I was teaching at the University of Iowa during the mid-1990s when Monsanto first brought out crops that were genetically engineered to survive strong doses of their patented pesticide Roundup. The crops, called Roundup Ready, seemed like a kind of Frankenfood to me – how could farmers agree to put down crops that were engineered to absorb even heavier doses of poison than the ones they were already using? I started to make a movie with a friend about this – I remember scouting fields filled with Roundup Ready crops with him – but then I got a job in NYC and left the Midwest.
My alarm at the introduction of Roundup Ready crops was catalyzed to a certain extent by one of the first experiences that I had when I arrived in Iowa. I was staying in a guest house for a few weeks before finding an apartment. This was a beautiful 19th century building that once used to be a courthouse for the town. It had been converted into a guesthouse recently, and there were few other people staying in the building. One day I met a couple who had taken up residency briefly while the husband was cared for the university hospital. They were farmers. Half the husband’s face had been eaten away by cancer – he was difficult to look at. He looked like one of the war victims in Ernst Friedrich’s great Dadaist anti-war polemic War Against War. During one of our conversations, he told me that he had had no idea of the dangers of pesticides when he was younger. He used to handle them with his bare hands. Now he was a grim casualty of the U.S.’s fossil fuel-based industrial agricultural complex.
Shortly after meeting this man, I began teaching a course on the social construction of nature in the Iowa English department. Reading Rachel Carson’s Silent Spring for the first time, I realized that the farmer I had encountered at the guest house was not anomalous or foolhardy, that farmers had been told that pesticides like DDT were perfectly safe. When such pesticides came out, ordinary people (as well as the scientists who created them) had little understanding of the deadly effects of prolonged exposure to such toxic chemicals.
Signs of the impact of industrial agriculture were everywhere. No one drank water straight from the tap as people tend to do in NYC. Instead, there were carbon-activated water filtration machines in all supermarkets. This is because the city’s water supply is contaminated with run-off from huge hog lots. By run-off I mean effluent from the gigantic lakes of pig shit that are an inescapable feature of industrial farming. The water is also filled with fertilizer and pesticide residues. During the time that I was at the university, handfuls of women professors came down with breast cancer each year. While some said that this was because the demographic was highly educated and thus more likely to get tested and diagnosed, I couldn’t put that farmer with the caved-in face out of my mind.
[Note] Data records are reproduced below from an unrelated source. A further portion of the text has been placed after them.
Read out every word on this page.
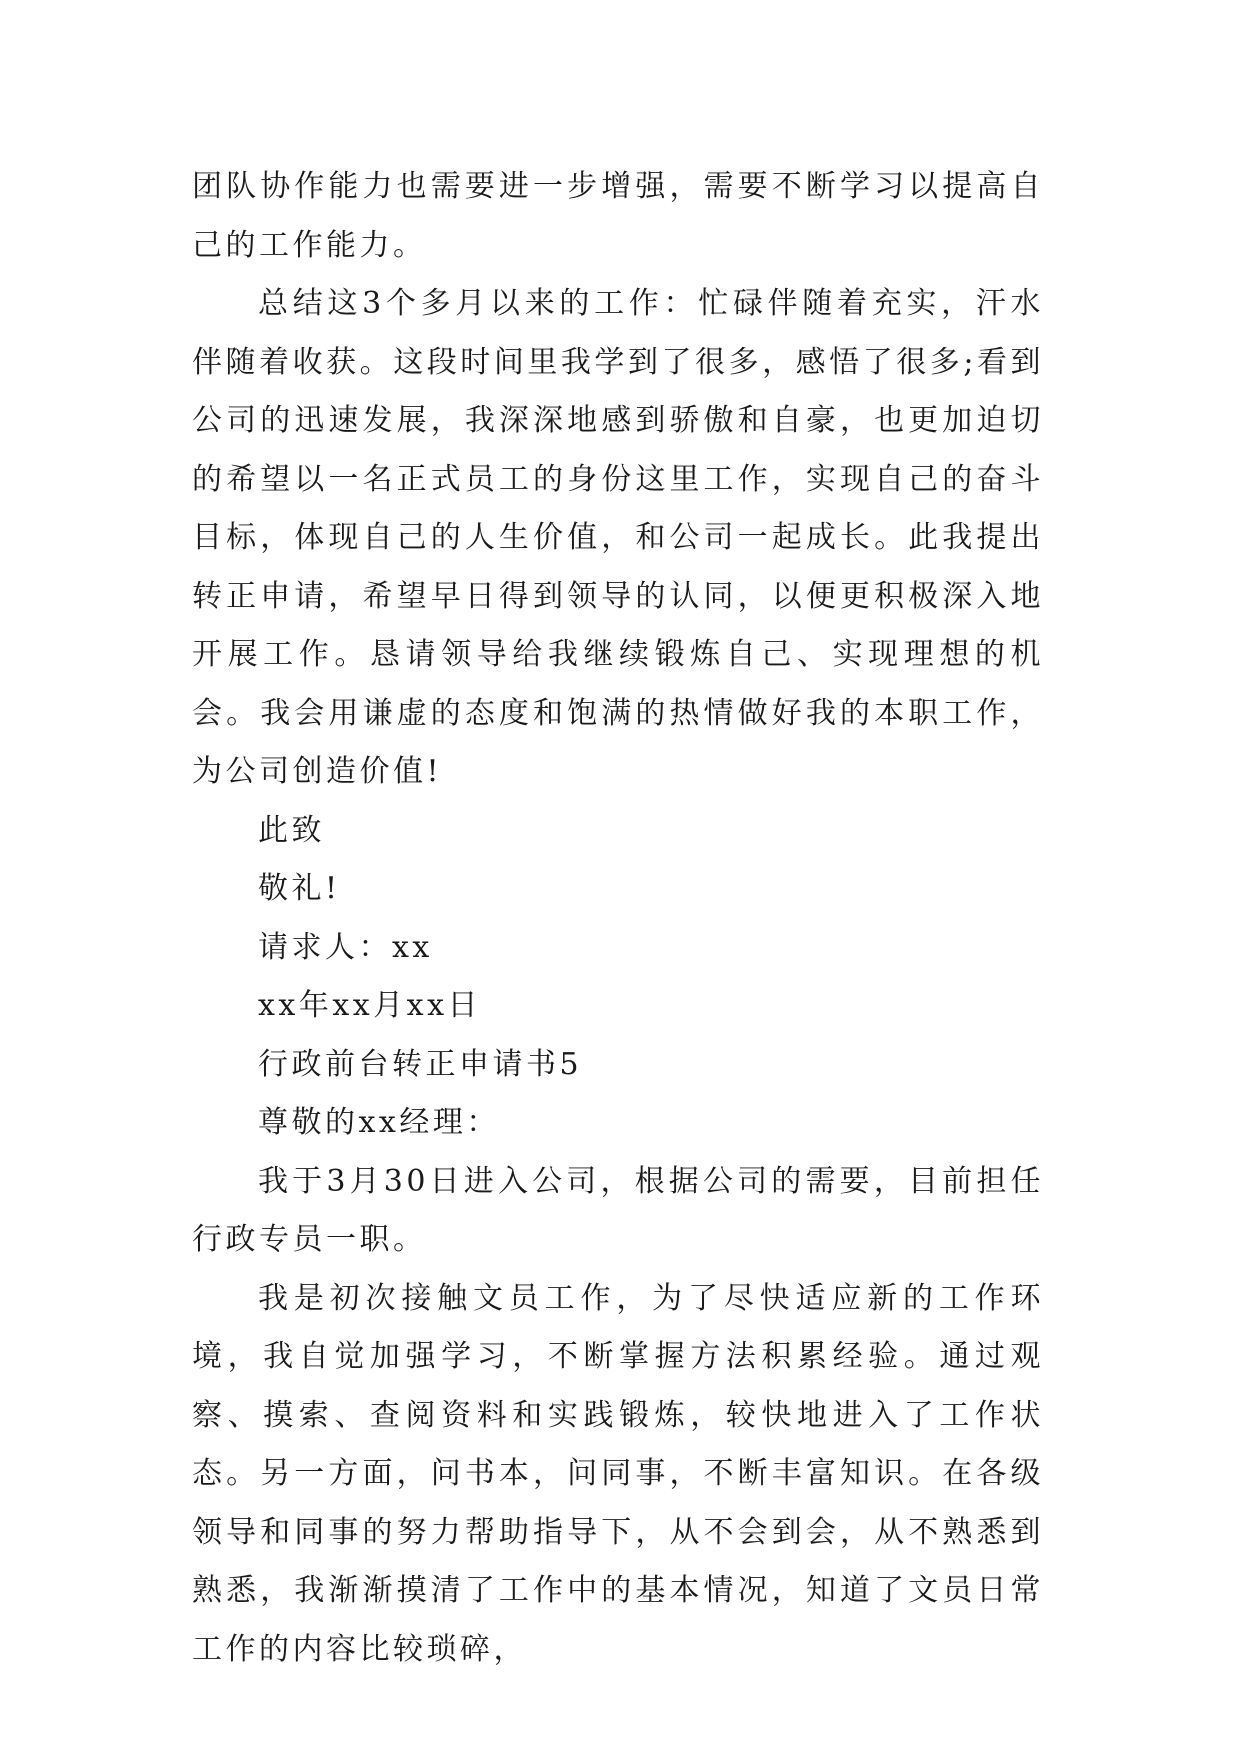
团队协作能力也需要进一步增强，需要不断学习以提高自己的工作能力。

总结这3个多月以来的工作：忙碌伴随着充实，汗水伴随着收获。这段时间里我学到了很多，感悟了很多;看到公司的迅速发展，我深深地感到骄傲和自豪，也更加迫切的希望以一名正式员工的身份这里工作，实现自己的奋斗目标，体现自己的人生价值，和公司一起成长。此我提出转正申请，希望早日得到领导的认同，以便更积极深入地开展工作。恳请领导给我继续锻炼自己、实现理想的机会。我会用谦虚的态度和饱满的热情做好我的本职工作，为公司创造价值!

此致

敬礼!

请求人：xx

xx年xx月xx日

行政前台转正申请书5

尊敬的xx经理：

我于3月30日进入公司，根据公司的需要，目前担任行政专员一职。

我是初次接触文员工作，为了尽快适应新的工作环境，我自觉加强学习，不断掌握方法积累经验。通过观察、摸索、查阅资料和实践锻炼，较快地进入了工作状态。另一方面，问书本，问同事，不断丰富知识。在各级领导和同事的努力帮助指导下，从不会到会，从不熟悉到熟悉，我渐渐摸清了工作中的基本情况，知道了文员日常工作的内容比较琐碎，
With this background experience, then, I was profoundly unnerved to learn about the introduction of Roundup Ready. Leaving Iowa was sad on all sorts of levels, but I have to admit that it felt to a certain extent like an evacuation from a toxic waste dump.
Now I’ve learned that there’s another turn of the screw to this story. An unnerving recent article in the New York Times has just documented the evolution of Roundup Ready-resistant super-weeds. These weeds have evolved in the ten years since I witnessed the pesticide-GMO crop combination being introduced in Iowa and other parts of the farming belt. As the image to the right makes clear, there are now large swaths of the country where pesticide-resistant super-weeds have taken hold, making farming using methods developed over the last twenty years nearly impossible. Some of these weeks, like pigweed, grow to be the same height as corn and are so sturdy that they can damage steel harvesting equipment.
With some historical perspective, it seems that we’ve been conducting a giant experiment in how to breed super-powerful weeds. Apparently the Roundup Ready combo allowed farmers to relatively environmentally friendly no-till agricultural techniques, and so it perhaps seemed like a good idea at the time. But now those farmers are having to return to highly ecologically disruptive techniques of plowing the fields up in order to rip up the new super-weeds. Surely this outcome could have been foreseen. When you spread fields around this massive country with the same pesticide, you inevitably breed weeds that are resistant to such pesticides. We’ve essentially committed ourselves to an arms race with nature, but our increasingly sophisticated technology is backfiring because it simply produces more sophisticated, more dangerous natural antagonists. It’s like something out of a comic book: the arch-enemy who absorbs whatever power and weapon you throw at him, turning those same weapons back around on the do-gooders and threatening them with extinction.
I’ll give the last word to Bill Freese, science policy analyst for the D.C.-based Center for Food Safety: “The biotech industry is taking us into a more pesticide-dependent agriculture when they’ve always promised, and we need to be going in, the opposite direction.”